For this reason, this is the ideal place to have an Air Force squadron. “Under this initiative, we will work and help our community by supporting law enforcement with the collaboration of Doral residents who commit to the organization,” adds the Deputy Commander.


However, opportunities in aerospace education do not begin or end with flying training. According to Commander Llanio, an organization will lend its support to allow cadets interested in seeing the inside of a plane and learning about its parts to do so. “Many do not want to be pilots in the future but airplane mechanics, which represents a lucrative career,” she adds.


But while aviation is undoubtedly the cornerstone of the program, cadets do much more than diving into the world of airplanes. Actually, they learn life skills.


When they join the program, they also receive training on emergency services and search and rescue. In order to acquire skills in these fields, once the squadron is complete, cadets will go to a campsite one weekend a month to participate in emergency drills that, through different activities and always protected by adults, will help them learn how to deal with disasters or find missing people.


Additionally, minors will be provided with moral and spiritual support with the aim of not only instilling the values of integrity, volunteer service, excellence, and respect, but also of helping them sort out conflicts and challenges that life presents. For that, cadets will be connected with a counselor who will not be religion-focused.


The advantages of being part of this project are many. One of them is that although it isn’t mandatory to follow a military career later on, those who wish to do so have the basic knowledge to start one at a higher rank.
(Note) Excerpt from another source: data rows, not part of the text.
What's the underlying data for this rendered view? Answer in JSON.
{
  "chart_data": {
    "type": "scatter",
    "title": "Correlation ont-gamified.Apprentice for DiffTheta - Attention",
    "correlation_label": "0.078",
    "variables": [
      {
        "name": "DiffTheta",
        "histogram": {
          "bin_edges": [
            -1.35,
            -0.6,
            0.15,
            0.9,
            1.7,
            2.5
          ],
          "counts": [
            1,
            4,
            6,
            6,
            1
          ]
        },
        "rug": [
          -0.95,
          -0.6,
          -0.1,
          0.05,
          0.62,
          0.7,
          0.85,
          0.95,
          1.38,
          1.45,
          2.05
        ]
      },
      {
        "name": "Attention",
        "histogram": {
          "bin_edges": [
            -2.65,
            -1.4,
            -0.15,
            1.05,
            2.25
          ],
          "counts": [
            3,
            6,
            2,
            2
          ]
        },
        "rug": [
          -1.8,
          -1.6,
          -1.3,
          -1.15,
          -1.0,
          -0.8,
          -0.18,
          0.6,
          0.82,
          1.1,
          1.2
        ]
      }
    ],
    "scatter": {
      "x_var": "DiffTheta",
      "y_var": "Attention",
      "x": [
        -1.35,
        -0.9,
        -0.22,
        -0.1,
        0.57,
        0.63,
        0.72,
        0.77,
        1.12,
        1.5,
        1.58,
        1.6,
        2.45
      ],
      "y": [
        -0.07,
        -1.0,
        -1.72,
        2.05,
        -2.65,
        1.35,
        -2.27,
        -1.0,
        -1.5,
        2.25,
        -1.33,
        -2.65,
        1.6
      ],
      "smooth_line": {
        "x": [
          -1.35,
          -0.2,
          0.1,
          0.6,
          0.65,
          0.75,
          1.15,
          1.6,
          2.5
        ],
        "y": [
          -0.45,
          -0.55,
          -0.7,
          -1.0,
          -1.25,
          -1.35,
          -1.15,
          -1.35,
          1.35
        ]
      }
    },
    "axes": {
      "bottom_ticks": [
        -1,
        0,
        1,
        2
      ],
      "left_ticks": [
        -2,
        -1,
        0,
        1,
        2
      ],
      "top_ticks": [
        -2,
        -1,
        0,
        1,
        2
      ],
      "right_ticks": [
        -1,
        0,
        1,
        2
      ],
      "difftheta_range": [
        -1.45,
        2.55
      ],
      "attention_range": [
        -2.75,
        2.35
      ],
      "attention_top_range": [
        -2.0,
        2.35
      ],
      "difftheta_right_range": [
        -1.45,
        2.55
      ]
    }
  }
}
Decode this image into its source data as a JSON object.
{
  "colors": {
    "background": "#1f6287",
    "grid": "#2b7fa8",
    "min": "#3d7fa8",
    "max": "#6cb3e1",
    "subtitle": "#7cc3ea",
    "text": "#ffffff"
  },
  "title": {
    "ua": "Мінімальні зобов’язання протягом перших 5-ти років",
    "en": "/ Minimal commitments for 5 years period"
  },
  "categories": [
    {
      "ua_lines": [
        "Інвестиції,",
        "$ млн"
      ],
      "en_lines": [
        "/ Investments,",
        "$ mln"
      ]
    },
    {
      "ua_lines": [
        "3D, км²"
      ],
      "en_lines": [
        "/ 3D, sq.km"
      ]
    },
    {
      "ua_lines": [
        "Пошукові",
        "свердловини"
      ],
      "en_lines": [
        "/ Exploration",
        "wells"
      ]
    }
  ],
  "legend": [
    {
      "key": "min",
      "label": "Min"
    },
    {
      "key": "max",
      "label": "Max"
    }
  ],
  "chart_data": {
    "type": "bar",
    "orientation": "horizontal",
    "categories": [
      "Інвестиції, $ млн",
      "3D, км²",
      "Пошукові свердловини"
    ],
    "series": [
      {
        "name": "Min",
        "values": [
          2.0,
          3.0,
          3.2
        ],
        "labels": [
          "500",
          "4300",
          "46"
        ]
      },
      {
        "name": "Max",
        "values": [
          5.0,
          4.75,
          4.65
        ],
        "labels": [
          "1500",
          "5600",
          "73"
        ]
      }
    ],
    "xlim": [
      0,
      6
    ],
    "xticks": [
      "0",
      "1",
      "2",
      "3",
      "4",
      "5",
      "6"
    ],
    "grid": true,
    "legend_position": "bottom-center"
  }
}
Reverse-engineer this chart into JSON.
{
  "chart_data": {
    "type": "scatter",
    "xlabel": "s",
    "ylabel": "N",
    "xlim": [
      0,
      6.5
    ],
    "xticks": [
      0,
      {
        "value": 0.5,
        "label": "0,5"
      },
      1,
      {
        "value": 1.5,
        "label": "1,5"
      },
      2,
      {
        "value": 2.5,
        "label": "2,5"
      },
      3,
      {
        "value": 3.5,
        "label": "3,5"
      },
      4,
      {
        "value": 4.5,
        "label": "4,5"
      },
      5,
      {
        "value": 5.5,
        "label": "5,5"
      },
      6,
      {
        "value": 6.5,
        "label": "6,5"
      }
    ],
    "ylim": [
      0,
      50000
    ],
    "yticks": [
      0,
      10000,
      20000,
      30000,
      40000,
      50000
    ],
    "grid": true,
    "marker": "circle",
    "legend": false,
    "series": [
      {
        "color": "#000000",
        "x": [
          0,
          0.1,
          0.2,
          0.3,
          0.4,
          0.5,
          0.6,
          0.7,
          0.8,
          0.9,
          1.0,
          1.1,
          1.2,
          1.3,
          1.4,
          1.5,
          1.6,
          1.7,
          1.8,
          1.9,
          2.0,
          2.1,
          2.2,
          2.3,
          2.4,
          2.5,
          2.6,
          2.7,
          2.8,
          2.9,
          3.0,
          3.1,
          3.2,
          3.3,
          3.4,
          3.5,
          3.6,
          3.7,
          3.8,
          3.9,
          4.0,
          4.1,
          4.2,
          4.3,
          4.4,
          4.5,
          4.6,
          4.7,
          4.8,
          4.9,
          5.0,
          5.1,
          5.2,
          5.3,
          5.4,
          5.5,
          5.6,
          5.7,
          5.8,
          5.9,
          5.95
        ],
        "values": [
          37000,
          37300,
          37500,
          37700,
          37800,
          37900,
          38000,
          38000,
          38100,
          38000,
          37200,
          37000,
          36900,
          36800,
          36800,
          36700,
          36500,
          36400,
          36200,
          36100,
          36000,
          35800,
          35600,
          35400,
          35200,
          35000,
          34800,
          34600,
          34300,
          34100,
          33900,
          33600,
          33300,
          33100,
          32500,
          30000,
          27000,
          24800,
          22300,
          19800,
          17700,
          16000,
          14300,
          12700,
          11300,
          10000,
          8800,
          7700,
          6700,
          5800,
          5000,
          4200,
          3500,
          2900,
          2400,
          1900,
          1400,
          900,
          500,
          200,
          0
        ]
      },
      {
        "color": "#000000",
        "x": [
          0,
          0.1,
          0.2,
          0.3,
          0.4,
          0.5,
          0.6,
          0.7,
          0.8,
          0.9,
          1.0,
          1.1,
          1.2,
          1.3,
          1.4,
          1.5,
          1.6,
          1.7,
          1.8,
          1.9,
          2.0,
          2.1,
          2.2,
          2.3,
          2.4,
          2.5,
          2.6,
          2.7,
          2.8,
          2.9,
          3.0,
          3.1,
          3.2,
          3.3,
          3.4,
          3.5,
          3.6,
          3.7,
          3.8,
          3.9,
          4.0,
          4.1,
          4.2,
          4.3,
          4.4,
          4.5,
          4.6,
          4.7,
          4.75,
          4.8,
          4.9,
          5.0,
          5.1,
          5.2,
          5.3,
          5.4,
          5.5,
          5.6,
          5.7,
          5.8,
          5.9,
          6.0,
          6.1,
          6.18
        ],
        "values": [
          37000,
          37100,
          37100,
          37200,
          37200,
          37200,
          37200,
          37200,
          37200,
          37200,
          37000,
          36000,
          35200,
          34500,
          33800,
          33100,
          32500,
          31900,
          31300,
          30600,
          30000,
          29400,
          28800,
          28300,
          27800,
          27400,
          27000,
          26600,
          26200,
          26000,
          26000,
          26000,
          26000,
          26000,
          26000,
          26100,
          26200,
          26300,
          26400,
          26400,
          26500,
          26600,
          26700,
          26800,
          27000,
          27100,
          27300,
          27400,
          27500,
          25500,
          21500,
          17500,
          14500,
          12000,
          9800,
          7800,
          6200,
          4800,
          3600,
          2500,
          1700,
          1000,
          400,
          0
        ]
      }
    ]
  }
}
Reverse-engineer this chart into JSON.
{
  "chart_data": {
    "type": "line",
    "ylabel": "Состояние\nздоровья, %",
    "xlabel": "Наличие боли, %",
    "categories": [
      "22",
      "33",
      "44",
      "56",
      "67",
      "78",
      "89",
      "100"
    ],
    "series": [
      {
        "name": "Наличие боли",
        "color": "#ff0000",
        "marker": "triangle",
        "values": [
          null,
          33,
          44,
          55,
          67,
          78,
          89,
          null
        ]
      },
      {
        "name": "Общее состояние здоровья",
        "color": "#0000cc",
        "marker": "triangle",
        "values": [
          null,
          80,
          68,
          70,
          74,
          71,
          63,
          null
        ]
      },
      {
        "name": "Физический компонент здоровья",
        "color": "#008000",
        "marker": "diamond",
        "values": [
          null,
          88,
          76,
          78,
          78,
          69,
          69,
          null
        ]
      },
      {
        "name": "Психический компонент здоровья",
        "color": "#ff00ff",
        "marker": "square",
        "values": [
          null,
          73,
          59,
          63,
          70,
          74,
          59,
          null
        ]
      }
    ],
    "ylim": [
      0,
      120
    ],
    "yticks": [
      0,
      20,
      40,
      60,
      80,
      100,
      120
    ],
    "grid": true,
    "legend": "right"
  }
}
In addition, youngsters can rack up the community service hours they need to graduate from high school and learn how to navigate dangerous situations as well as to speak in public. “What we want is to help them walk on a straight line, give them motivation and a clear purpose, because we have noticed that they really need it,” says Llanio.


For his part, Ettore Sabatella highlights the opportunity to develop skills in the leaders of the future and to cultivate high self-esteem and a sense of pride by donning a United States Air Force uniform. “This program brings us closer to having better citizens with intellectual development for their future.”


Those who wish to become part of this squadron must attend three classes before opting for membership at the Doral Police Training and Community Center (3719 NW 97th Ave, Doral, FL 33178) where the group meets every Thursday from 7 to 9:30 p.m.


Parents can attend these meetings if they wish so that they know what their children will learn and what families can expect. “I am very grateful with the mayor and all the elected officials who have opened the arms of this city to us and given us the facilities to meet,” says the Commander.